Bisa jadi, Silvany belum membaca buku Wonda karena dilarang peredarannya—salah satu buku yang akan saya ulas di sini.

Kembali ke pernyataan Wenda, ucapan itu mengingatkan kita terkait pernyataan Walter Hadye Lini yang disampaikan perwakilan Vanuatu, dalam Sidang Umum PBB ke-25 tahun 2000 lalu. Kurang lebih dia bilang begini: kami mungkin tidak memiliki sumber daya untuk mendukung perjuangan mereka [Papua], tetapi kami dapat mengingat mereka dalam doa kami setiap hari. Ketika kita berbicara tentang perjuangan mereka, kita harus selalu menggunakan nama yang sangat mereka sayangi yaitu, West Papua. Vanuatu tak ingin penindasan terhadap Timor Timur juga terjadi di West Papua.
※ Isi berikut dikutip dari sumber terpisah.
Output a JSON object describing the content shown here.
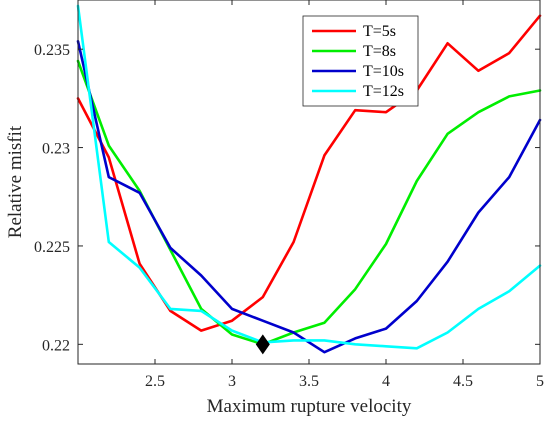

Bahkan jauh sebelum itu, pada Sidang Umum PBB ke-14 tahun 1983 lalu, Walter lantang mengkritik brutalitas militer Indonesia yang membantai masyarakat sipil di Timor Timor. Sebagai teman sejati Indonesia, ia bilang, Vanuatu menentang invasi, pendudukan, dan aneksasi Timor Timur oleh Indonesia.

Selain itu, mantan Perdana Menteri Vanuatu, Barak Tame Sope Maautamate, berhasil mempertemukan dua pimpinan faksi Organisasi Papua Merdeka (OPM), yaitu Seth Jafet Rumkorem dan Jacob Prai. Seth memimpin OPM Markas Victoria (Mavik), sedangkan Jacob pimpinan OPM Pembela Keadilan (Pemka). Upaya ini yang tak mampu dilakukan Pemerintah Indonesia. Jangankan bertemu, mendengar pendapat saja tidak.

Saya sengaja menjadikan isu ketegangan antara Indonesia dengan Vanuatu sebagai pengantar daftar bacaan ini. Sebab, menurut saya, inilah bentuk nyata sensor sporadis yang terjadi baru-baru ini. Itu risiko bagi mereka yang mengkritik pelanggaran HAM pemerintah Indonesia di Papua.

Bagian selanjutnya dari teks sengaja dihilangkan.